Federal agencies hope to use the government’s Connect software to share health information with private healthcare providers, but current information security and privacy laws significantly block their way, government health IT executives said yesterday.

Two key laws – the Federal Information Security Management Act (FISMA) and the Health Insurance Portability and Accountability Act (HIPAA) – are a particularly steep hurdle to electronic record sharing among federal agencies and private sector providers, they said.

The combined technical requirements of the laws mean organizations must often take more than 200 steps – from doing risk assessments to setting up access controls – to assure their information and systems are safeguarded.

“And that is not a scalable model for the country,” said Vish Sankaran, program director of the Federal Health Architecture office, which is managing the Connect project. He made his remarks at a forum hosted Nov. 5 by market research firm Input Inc.

 “A small practitioner’s office would not have the infrastructure to manage all the security controls,” Sankaran added. “And we can’t have the government having to check that all these systems are compliant.”

Under HIPAA, healthcare providers and plans must protect patient information. And under the FISMA, federal agencies must safeguard, monitor and document that their networks and systems are secure.   

Federal agencies would like to exchange health information with private providers, Sankaran said. For instance, many veterans and military service members seek treatment from private providers, and their federal health programs want to receive updated information about patient medications and tests.

However, as the situation stands, the federal government would require private organizations that receive federally held personal information to meet FISMA conditions, he said.

The Connect software enables healthcare organizations to exchange information using standards designed for  nationwide health information network (NHIN), including privacy and security features.

The Social Security Administration crafted an approach using Connect to start exchanging information securely with MedVirginia, a central Virginia health information exchange, said Jim Borland, the agency’s health IT advisor. SSA electronically exchanges medical data of disability applicants to speed up processing.

SSA does not provide healthcare, so HIPAA regulations do not apply.

“But we needed to have reasonable assurance that the controls in Connect from the (Nationwide Health Information Network) specifications were sufficient enough for us to meet FISMA requirements,” Borland said. SSA certified the application as FISMA compliant.

SSA takes additional steps to reduce risk when the data is in transit, Borland said. First, SSA sends a query to MedVirginia with demographic information to match a patient.
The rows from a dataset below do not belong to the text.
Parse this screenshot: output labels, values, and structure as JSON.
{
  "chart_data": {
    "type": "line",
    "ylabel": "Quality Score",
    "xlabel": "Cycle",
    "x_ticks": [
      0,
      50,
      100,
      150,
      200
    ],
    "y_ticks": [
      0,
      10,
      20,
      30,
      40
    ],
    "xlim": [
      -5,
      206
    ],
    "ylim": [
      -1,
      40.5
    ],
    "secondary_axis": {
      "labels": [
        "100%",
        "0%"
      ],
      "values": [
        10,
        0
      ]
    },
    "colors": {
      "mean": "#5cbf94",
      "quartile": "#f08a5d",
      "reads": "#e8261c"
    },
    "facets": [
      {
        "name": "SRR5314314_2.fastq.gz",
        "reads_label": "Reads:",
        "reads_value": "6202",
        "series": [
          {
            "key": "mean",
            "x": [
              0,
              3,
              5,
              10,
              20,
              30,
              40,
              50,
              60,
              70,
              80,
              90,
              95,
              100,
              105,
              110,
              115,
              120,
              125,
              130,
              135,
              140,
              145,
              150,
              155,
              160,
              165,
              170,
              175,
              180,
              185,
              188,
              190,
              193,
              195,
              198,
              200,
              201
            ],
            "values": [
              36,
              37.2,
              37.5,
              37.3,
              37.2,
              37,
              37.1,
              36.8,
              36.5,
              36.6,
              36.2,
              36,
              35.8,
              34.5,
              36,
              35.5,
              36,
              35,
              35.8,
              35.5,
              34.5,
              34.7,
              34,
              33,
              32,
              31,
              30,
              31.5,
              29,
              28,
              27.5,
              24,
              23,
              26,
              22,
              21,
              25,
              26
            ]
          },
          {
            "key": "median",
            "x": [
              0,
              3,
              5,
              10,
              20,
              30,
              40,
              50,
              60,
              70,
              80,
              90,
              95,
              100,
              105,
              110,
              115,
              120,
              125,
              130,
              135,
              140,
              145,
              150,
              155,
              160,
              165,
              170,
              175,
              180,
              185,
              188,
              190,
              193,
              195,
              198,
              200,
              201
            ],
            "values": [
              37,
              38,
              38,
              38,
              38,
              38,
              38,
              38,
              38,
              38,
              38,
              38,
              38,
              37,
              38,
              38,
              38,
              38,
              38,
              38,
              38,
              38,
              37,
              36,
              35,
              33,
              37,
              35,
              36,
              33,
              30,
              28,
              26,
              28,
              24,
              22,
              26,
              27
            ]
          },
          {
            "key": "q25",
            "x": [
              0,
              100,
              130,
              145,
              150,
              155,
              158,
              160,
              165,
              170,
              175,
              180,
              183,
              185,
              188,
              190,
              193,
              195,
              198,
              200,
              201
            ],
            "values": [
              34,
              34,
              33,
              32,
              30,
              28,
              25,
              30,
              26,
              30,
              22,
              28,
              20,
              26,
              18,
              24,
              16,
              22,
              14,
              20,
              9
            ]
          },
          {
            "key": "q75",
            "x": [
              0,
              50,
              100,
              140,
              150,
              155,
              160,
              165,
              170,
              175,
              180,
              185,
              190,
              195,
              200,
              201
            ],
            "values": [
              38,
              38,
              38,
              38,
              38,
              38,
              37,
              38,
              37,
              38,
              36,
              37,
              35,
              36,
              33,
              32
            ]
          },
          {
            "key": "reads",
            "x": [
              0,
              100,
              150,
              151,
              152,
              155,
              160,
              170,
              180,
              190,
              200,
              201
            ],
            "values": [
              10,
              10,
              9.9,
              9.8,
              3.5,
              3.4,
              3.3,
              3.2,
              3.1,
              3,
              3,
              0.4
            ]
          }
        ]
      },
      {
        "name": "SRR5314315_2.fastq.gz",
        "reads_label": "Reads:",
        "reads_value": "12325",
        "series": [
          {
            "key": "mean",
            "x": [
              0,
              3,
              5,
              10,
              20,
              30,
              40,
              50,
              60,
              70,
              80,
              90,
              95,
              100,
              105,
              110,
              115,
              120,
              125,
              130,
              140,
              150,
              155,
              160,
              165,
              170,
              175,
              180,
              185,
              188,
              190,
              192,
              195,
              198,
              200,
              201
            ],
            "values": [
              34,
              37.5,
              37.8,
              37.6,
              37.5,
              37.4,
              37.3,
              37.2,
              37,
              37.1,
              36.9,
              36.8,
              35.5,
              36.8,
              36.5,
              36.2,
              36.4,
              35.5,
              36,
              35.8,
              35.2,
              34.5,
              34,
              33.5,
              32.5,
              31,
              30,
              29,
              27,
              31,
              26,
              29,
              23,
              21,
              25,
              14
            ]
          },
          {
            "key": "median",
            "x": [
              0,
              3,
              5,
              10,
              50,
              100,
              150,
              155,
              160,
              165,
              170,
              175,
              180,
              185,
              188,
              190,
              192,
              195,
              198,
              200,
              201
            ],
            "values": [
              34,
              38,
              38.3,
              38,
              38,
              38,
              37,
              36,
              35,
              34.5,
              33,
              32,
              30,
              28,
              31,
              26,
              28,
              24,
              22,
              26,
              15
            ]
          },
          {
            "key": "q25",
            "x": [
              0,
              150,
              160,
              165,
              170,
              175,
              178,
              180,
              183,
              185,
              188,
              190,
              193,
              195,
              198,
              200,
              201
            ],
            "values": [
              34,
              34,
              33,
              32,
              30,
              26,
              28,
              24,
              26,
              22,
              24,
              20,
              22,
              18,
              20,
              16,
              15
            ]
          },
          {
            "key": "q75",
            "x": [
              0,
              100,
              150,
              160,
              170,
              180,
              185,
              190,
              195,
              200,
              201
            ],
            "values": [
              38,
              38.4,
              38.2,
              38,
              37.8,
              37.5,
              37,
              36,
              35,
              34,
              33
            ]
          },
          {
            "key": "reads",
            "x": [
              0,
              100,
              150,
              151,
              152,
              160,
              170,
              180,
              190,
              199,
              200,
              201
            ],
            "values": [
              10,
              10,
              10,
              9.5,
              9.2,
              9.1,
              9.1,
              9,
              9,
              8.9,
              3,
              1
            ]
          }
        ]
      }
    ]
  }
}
Once a match is made, SSA uses a substitute data key so that no further demographic information about the patient needs to be transmitted.

“The health data is being transmitted with the substitute key so that in the unlikely event it were ever intercepted it would not be associated with a particular individual,” he said.    

Sankaran said one of the underlying questions about privacy and security is who owns the data. For example, if the Defense Department sends health information from its AHLTA clinical record system to a patient’s third-party personal health record, like GoogleHealth or Microsoft HealthVault, it is not clear who owns that data, he said.

“If it’s the federal government’s data, there is a further obligation [under FISMA] for the entity receiving it,” he said. “If the patient owns it, and the patient authorized DOD to move the information into the private sector system, then the receiving entity will have the right security controls in place.”